Il seno che crolla pesante, il ventre ampio e prominente, le braccia a chiudersi in un anello ideale eppure naturalissimo nel groviglio delle mani: la figura scolpita da Rizzuti appare di continuo impegnata a espandersi verso l’esterno e a ripiegare verso il suo interno, esprimendo così, già a livello formale, la dinamica ciclica che appartiene allo scorrere del tempo e al continuo trascolorare della vita in morte e della morte in rigenerazione. La Grande Madre di Rizzuti va intesa come ultimo exemplum scultoreo di una femminilità mitica che si fa emblema della Natura e del Cosmo stesso.
Salvatore Rizzuti non fa il pagano, è “pagano”.

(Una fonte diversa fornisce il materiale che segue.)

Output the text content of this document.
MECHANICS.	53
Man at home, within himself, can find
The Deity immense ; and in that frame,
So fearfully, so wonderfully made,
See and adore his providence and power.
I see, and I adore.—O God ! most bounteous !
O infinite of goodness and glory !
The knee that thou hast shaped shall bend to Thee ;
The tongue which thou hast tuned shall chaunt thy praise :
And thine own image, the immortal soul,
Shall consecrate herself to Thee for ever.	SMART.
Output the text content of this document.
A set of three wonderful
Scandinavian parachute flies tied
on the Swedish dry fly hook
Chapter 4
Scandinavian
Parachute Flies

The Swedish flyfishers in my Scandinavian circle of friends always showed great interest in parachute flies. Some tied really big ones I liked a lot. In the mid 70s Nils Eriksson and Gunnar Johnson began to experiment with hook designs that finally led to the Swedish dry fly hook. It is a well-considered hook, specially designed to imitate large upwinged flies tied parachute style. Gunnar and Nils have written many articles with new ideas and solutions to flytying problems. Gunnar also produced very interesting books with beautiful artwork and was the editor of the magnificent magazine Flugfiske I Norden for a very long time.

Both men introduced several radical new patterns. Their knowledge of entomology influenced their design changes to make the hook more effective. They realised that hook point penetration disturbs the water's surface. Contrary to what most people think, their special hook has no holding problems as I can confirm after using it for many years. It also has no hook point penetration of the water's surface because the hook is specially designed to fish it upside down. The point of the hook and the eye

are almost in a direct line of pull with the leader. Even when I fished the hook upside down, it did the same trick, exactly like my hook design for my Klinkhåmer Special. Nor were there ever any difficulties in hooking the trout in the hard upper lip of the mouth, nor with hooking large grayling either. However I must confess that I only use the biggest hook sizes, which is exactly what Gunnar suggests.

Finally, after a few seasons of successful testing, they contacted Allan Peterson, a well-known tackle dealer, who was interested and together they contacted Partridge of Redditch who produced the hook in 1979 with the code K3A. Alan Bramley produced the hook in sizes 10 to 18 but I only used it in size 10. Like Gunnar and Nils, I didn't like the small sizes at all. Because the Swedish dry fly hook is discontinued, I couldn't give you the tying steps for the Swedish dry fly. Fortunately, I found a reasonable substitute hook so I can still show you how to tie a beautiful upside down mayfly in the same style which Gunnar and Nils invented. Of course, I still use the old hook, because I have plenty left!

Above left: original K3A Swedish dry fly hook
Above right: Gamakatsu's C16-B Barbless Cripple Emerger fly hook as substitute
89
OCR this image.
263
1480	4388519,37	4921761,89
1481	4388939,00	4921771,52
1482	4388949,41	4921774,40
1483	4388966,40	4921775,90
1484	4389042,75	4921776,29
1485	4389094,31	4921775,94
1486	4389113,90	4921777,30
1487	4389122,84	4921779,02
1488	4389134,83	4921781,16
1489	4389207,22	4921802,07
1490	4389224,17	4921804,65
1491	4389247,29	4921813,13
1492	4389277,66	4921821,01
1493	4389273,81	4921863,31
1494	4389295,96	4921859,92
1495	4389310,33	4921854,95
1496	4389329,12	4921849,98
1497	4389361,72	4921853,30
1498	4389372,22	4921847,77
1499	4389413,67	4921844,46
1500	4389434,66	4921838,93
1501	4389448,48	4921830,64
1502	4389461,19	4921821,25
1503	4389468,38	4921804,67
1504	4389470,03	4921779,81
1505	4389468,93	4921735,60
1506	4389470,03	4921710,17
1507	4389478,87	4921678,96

Il suo rapporto con la realtà e con i suoi simboli non è mediato alla maniera dei moderni o dei contemporanei. Le particolari condizioni in cui ha vissuto lo hanno condotto a instaurare un rapporto “immediato” con la realtà che lo circonda, divenendo un tutt’uno col silenzio e con il pulsare delle profondità della Natura.
In lui il confine tra Soggetto e Oggetto diviene sottile fin quasi a scomparire.
In lui la nozione cede il posto all’esperienza, l’analisi al sentimento, la conoscenza alla Sapienza.